Wednesday, June 10, 2009

Creating Custom Halftone Dots

When we think about halftone dots we're usually thinking in the traditional terms of Round, Elliptical, Square, etc., however, halftone dots don't have to be restricted to such simple shapes. For specialty projects you might consider using a custom halftone dot (click on images to enlarge).

Perhaps a "Star" dot to reflect the iconic status of the subject:
Or you could even use the subject itself as the dot shape:
How to create a custom halftone dot

A halftone screen is built using several components. The two that are needed to create a custom halftone are the "spot function" which defines the shape of the dot and the "threshold array" which determines how each dot is created.
The spot function can be any graphic, including a photographic image. It should be visually simple, made up of 256 levels of grey and fit into a square shape.
For this example we'll use the Apple logo for the spot function - making it our custom halftone dot.To convert it into a threshold array we'll use the blend tool in Adobe Illustrator:On the left is the original logo in Illustrator. Next is the logo at two sizes - the small black apple in front of the larger white logo. The third graphic is a 256 level Illustrator blend of the small black apple and large white one. The graphic is then imported into PhotoShop and cropped to minimize the amount of white in the graphic. This will become our threshold array:
The Apple logo threshold array.

To apply the custom halftone dot:

1) In Photoshop, reduce the apple image to make a "dot" the size desired for the final image. For example: an image that is 75 pixels wide would make 8 dots per inch for a 600 pixel wide image. Use "Image"--> Image Size to change the entire image as required.

2) Select the apple image with the Rectangle Selection Tool. Then choose Edit--> Define Pattern. Give it a name (in this case "Apple logo") and press OK.
3) Halftone the original image by choosing Image--> Mode--> Bitmap. For "Method", choose "Custom Pattern" and then choose the "Apple logo" pattern. Then enter an Output Resolution. The amount entered will determine how small the halftone dot will be in the final image. The higher the number, the smaller the dots. Choose a resolution that is a multiple of your target output device's resolution. For example, if your output device has a resolution of 2,400 dpi, choose 2,400, 1200, 600, or 300 dpi for the bitmap.
Click OK.

Voila! Steve Jobs is now rendered with a custom halftone using the Apple logo as the dot shape.
While black and white images are the easiest to do as well as the most effective, it is possible, with a bit more experimentation to do a 4/C image. This one uses the Star dot. Click on image to enlarge:

Because you can't rotate the halftone screens for each of the process colors - the trick is to take each process color channel and rotate it to the correct angle, screen it and then rotate back so that they overlay correctly and recompose the image. Here is the step by step process: Open each channel as a new document. Rotate each channel to the correct angle: C +15º, M+75º, Y 0º, K +45º.
Convert each channel to a bitmap using the pattern/threshold array. Convert each channel back to greyscale. Rotate each one back to its original 0º state, C -15º, M-75º, Y 0º, K -45º. Finally, return each bitmapped channel into a composite CMYK image and align the channels.

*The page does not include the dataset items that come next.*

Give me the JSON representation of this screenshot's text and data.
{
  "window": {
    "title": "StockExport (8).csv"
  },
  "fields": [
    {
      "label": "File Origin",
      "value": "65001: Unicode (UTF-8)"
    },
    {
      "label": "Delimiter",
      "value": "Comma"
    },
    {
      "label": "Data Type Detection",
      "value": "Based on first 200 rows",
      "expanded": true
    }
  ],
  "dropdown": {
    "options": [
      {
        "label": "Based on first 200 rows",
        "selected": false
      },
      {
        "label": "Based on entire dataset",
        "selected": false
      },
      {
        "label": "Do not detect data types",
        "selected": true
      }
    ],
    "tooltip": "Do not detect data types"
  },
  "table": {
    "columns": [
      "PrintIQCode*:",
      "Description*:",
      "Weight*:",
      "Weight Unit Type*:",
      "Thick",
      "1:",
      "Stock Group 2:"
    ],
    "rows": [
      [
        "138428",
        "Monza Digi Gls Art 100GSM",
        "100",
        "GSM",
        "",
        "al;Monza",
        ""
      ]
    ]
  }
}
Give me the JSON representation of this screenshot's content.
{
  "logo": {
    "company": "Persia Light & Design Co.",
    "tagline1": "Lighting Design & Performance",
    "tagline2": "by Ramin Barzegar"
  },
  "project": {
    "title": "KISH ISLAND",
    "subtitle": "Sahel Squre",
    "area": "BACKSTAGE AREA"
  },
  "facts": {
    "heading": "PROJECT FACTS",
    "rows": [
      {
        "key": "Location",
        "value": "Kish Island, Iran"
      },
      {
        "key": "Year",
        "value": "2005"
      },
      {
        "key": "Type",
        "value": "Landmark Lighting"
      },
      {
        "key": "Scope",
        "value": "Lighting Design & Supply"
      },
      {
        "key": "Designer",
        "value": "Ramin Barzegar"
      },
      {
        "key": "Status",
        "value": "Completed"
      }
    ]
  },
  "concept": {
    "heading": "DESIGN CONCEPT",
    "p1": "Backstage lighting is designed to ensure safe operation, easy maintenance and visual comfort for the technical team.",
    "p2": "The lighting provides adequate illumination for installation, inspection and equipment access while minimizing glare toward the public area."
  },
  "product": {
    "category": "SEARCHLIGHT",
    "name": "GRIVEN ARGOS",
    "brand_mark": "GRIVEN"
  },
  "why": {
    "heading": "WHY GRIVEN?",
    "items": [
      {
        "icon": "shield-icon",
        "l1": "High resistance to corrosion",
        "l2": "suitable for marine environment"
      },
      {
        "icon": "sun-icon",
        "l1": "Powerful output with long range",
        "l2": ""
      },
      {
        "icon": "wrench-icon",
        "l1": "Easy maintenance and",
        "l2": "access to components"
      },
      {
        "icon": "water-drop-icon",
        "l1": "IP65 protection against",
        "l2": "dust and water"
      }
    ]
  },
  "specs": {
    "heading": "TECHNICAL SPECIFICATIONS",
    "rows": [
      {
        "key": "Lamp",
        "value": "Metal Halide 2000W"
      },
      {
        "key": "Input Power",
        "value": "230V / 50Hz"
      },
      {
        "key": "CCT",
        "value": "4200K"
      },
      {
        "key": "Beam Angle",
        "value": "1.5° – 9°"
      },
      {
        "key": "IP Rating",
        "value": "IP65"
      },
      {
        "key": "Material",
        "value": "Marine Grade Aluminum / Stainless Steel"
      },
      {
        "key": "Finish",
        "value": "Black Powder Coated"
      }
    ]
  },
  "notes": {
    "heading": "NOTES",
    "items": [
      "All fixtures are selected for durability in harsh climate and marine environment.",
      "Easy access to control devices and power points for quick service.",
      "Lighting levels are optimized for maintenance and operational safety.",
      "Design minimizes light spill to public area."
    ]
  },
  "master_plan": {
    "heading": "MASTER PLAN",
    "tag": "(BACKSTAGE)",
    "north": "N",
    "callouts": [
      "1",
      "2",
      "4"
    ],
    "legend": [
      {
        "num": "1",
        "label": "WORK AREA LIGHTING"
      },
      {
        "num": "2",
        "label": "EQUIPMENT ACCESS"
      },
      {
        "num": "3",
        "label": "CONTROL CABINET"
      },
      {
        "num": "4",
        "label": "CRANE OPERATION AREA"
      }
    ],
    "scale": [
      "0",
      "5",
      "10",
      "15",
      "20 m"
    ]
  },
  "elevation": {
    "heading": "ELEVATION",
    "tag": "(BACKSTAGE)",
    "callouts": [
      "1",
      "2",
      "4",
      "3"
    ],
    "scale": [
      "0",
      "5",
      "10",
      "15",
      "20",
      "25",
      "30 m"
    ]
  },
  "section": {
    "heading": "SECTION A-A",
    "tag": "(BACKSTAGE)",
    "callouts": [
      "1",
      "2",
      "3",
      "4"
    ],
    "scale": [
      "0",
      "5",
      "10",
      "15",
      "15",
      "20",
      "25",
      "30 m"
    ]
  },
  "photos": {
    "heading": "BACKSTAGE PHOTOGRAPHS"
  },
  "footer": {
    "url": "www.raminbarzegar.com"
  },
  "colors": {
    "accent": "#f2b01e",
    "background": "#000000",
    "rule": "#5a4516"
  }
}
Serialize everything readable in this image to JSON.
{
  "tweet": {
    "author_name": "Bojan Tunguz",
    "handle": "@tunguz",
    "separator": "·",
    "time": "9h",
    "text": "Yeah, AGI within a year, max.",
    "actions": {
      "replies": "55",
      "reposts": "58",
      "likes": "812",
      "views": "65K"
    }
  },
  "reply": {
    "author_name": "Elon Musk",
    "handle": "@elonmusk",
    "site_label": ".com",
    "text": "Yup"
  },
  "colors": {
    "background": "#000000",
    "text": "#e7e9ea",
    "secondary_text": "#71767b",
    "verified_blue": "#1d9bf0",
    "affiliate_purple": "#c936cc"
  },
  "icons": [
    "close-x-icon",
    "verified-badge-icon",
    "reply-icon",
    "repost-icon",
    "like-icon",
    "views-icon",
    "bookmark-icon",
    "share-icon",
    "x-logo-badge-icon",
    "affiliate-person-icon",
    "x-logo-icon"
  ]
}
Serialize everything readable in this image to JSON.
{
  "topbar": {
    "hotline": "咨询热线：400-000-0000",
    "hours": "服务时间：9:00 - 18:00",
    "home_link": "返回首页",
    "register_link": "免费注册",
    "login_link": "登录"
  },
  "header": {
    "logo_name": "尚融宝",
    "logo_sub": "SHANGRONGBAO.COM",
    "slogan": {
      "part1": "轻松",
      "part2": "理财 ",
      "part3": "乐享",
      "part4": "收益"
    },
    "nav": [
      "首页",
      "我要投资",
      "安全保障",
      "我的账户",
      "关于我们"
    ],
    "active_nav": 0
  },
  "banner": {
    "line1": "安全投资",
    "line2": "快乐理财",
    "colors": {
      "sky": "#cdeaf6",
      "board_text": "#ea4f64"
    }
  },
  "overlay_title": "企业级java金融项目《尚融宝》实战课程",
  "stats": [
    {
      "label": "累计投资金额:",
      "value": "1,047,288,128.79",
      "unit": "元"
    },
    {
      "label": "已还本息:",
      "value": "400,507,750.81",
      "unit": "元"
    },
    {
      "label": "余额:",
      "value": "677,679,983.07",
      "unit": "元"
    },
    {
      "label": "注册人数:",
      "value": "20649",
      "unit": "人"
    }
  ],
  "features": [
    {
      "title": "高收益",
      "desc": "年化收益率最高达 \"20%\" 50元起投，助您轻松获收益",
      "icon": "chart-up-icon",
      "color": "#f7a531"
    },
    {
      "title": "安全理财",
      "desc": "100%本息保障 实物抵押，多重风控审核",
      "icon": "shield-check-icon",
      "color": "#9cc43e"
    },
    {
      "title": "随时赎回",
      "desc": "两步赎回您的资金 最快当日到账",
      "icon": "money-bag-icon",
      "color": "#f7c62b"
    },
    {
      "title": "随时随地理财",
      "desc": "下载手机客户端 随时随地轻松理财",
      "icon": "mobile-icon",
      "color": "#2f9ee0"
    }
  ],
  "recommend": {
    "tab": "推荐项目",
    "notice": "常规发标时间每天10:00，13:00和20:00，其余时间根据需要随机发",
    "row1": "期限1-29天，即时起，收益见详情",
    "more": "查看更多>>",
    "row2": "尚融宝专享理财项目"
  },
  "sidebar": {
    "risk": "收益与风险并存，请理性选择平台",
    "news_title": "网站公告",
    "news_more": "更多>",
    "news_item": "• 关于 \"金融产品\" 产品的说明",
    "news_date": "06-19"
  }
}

  1. How did you get the halftone to be various sizes? Ive been able to overlay the pattern but for some reason the "dots" are all the same size...

  2. I have added a few images that will hopefully make the steps clearer to follow.

  3. Hi Mr.Gordon,

    Very big fan of your articles and insights.

    Kindly let us know whether we can get customised dot shapes for HP Indigo also.

    If so kindly let us know how to do it?

    Best regards

  4. how did you get the halftone to change in size?